Der Vorsitzende des Kommittees ergriff das Wort. Es handelte sich um jenen Manto Premex, der den Ortungsschutz für Simco Addax Raumschiff entwickelt hatte, seines Zeichens Chefwissenschaftler der Cantaro-Kolonie. "Wir sind entsetzt über euren Bericht bezüglich des Techno-Mahdi. Wir haben Ariel Proper ganz unmissverständlich mitgeteilt, daß eine Wiedererrichtung der Wälle um die Milchstraße unter heutigen Hyperimpedanz-Bedingungen ein Ding der Unmöglichkeit darstellt. Es stehen keine adäquaten Hyperkristalle in der Milchstraße mehr zur Verfügung um entsprechende UHF-Emitter zu bauen, die für den Bau der Chrono-Monitore unabdingbar sind. Genügend HS-Howalgonium zu erzeugen dazu bräuchte es eine gigantische Anzahl an Sonnen-Zapfanlagen und diese bräuchten ebenfalls HS-Howalgonium zum Betrieb, ein unauflösbarer Teufelskreis. Fast alles was mit Hypertechnik zu tun hat, hat sich verändert. Vor 80 Jahren hatten wir Besuch von Cairol VIII der sich im Namen der Kosmokraten für die jahrhundertelange Manipulation unseres Volkes entschuldigt hat. Er war zuerst bei unserem Hauptvolk in Neyscuur bevor er bei uns eintraf mit seiner kobaltblauen Walze. Er hat uns eine überschaubare Menge an n-Exagonium-Kristallen überlassen. Diese haben eine Halbwertszeit von 800.000 Jahren.
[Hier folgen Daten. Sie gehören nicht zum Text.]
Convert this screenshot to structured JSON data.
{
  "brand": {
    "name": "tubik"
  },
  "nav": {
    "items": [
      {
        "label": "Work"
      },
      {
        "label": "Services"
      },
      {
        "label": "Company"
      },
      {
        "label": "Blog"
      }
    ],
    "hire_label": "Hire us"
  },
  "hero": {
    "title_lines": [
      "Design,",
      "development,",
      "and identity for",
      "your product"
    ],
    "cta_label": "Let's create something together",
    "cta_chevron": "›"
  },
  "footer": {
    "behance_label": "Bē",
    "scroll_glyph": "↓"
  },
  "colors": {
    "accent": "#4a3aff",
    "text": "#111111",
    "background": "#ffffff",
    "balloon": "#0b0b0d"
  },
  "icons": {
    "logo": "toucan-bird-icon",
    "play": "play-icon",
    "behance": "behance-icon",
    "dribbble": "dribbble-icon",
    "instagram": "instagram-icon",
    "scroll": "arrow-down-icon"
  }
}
Sehr hochwertiges Material in Zeiten wie diesen. Damit haben wir unsere Raumschiffe ausgestattet, was uns die Entwicklung eines intermittierenden Transitionsantriebs gestattete. Das Aggregat in Simcos Schiff ist die kleinstmögliche Variante. Unsere großen Schiffe verfügen über multiple Strukturkonverter und müssen nicht nach zehn Sprüngen pausieren sondern erst nach 200, während dieser 200 Sekunden erreichen wir etwas über 300 Mio. ÜL aber dann folgt eine Auflade-Pause von mindestens sieben Minuten, was die durchschnittliche Reisegeschwindigkeit auf etwa 50 Mio. ÜL senkt. Kein Vergleich natürlich mit dem STIC-Drive über den wir damals verfügten aber das ist endgültig Vergangenheit. Die galaktische Technik setzt auf den Linearantrieb was auch nicht verkehrt ist. Ihr dürftet auch wieder schneller unterwegs sein sobald ihr den On-Raum gemeistert habt, wir hatten zunächst einen Linearkonverter entwickelt, der es in der oberen Sphäre des Halbraums auf dauerhaft 30 Mio. ÜL brachte aber der Kristallverbrauch beim Bau und die Auslaugung der Kristalle war signifikant höher als bei Strukturkonvertern für den Transitionsantrieb."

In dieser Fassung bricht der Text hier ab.